It thrills me down to the core,
My day is never a bore.
A Discman’s a weapon
That doesn’t need schleppin’,
And the police can settle the score
I never have a boring day.
An alcoholic diabetic whom I have not seen since July showed today sober and fifteen pounds lighter. And ten pounds below the lowest weight recorded for three years. Smiling, bright, with blood pressure well controlled. No alcohol for three months, eating mostly a vegan diet, and not exercising. Still the glycohemoglobin (a long-term diabetes test measuring the sugar control for the last hundred days, also called an A1C, upper limit of normal is 6) was 6.1, down from 7.4 at last check. This is the second longest term sobriety of the patient’s life, and I don’t think I had much to do with it.
A diabetic golfer, whom I’d not seen before, came in with a urinary problem. The CT scan a few weeks ago showed a very large prostate, about the size of a baseball. I prescribed an alpha blocker to relax the offending gland, arranged follow-up with the usual doctor in timely fashion, then I got to ask about golf. The patient has three hole-in-ones at the local course.
One of my illiterate, Spanish-speaking, ketoacidosis prone diabetic patients came in. Though he has type II diabetes, I picked the patient up on an admission for ketoacidosis (a complication generally only seen with type I diabetes). For a long time accompanied by a very educated and erudite friend, the patient comes alone since the friend died. We both miss the sophisticated literary discussions. His biggest medical problem will soon be the lack of Spanish-speaking doctors in town.
My decision to slow down and rearrange priorities evidently has influenced a diabetic whom I’ve known for more than 20 years. The career started in a local facility at the bottom of the ladder, and advanced with training and experience to the top of the ladder and the growth of family. Then there was a transition to management in a large firm doing institutional service, involving insane amounts of driving. The patient came today to get blood checked and announced educational plans, which would lead to finishing a degree, getting more pay, staying closer to home, and working fewer hours. For more money.
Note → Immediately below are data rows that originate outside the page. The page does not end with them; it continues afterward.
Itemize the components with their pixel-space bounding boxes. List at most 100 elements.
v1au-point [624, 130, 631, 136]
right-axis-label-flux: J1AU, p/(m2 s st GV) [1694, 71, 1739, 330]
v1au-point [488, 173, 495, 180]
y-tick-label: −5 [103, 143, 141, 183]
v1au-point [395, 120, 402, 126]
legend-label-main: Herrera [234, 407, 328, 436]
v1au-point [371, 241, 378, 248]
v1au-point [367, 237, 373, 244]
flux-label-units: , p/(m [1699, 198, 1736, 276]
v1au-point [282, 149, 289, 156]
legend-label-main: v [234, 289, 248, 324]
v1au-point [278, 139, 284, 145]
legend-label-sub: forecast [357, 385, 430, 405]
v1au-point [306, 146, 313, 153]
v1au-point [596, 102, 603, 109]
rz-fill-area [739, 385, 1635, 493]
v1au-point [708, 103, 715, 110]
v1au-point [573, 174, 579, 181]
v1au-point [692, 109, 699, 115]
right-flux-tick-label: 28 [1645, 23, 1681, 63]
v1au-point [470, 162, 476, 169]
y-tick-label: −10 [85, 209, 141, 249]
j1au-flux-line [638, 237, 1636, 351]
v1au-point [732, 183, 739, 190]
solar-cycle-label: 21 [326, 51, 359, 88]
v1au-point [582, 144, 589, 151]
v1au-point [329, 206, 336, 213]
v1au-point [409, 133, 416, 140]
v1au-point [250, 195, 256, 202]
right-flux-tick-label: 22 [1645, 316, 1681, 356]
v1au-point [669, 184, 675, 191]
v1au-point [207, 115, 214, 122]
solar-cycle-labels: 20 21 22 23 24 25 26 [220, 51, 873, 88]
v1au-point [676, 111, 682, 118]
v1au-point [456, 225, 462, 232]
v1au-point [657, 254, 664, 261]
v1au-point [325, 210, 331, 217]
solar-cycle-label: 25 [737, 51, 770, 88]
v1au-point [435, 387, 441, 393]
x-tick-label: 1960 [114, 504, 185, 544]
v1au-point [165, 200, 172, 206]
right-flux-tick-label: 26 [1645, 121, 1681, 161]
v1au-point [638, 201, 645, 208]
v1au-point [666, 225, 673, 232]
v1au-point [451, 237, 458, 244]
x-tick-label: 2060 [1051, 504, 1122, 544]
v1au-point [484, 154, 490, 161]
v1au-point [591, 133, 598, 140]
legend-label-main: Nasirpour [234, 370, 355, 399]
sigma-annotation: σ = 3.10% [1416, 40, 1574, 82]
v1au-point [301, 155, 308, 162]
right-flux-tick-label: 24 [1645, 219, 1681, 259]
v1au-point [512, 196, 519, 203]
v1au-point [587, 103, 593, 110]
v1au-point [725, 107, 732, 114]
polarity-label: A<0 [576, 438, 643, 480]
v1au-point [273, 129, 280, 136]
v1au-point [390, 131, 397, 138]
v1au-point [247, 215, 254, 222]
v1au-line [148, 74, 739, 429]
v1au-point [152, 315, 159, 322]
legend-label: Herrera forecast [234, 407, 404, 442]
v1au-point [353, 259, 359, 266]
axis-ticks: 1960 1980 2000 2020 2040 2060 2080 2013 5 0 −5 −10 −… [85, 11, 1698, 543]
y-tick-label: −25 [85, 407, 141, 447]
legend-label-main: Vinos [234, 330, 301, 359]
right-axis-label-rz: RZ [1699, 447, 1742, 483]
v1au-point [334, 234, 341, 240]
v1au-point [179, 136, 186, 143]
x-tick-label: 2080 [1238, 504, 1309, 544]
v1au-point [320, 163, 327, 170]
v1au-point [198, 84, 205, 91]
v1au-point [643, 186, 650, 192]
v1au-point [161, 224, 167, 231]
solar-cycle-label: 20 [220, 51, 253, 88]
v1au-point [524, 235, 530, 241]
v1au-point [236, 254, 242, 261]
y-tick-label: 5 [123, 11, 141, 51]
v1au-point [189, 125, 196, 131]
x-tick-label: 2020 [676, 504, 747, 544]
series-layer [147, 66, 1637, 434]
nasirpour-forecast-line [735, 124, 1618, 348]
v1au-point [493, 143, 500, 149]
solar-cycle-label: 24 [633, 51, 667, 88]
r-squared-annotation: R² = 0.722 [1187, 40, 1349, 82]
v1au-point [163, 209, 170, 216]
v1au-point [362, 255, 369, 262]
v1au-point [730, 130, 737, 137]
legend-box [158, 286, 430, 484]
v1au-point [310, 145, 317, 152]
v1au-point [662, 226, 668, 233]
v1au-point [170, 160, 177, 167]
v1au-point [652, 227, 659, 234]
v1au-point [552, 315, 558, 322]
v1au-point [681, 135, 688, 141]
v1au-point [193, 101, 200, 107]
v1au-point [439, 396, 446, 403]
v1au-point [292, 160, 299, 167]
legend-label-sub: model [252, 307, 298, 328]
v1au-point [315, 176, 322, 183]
A victim of domestic violence arrived with bruises and contusions and a migraine. Assaulted by a CD player-wielding family member yesterday in a non alcohol-related dispute, the patient faces a lot of stress. Also a lot of guilt for calling the police, of whom four were needed. The bruises done to the head weren’t nearly as impressive as the bruises from kicks. Which leads me to believe, all in all, that CD players are lousy weapons.
Another stressed patient came in facing the loss of a job, complaining bitterly of being picked on by management. After a while I got the patient to say what was expected of me, the doctor, and it turned out to be a good night’s sleep. Easily done, I said, do you have trouble getting to sleep or staying asleep?
The insomnia patient was unique in not being unique. I do a lot of career counseling though I’ve never been trained in the field. I easily ask about nicotine, alcohol, caffeine, bedroom set up and coping mechanisms but I don’t have a Human Resources degree so I give disclaimers and advice. The advice comes from my personal experience and I hope my sound reasoning. The bottom line: taper down the caffeine, take this Rozerem and this buspirone (the gentlest tranquilizer on the market), stop the lorazepam, and after a good night’s sleep talk to HR at your firm.
The stuff I’ve never seen before is never boring, and the run of the mill stuff is pretty interesting, too.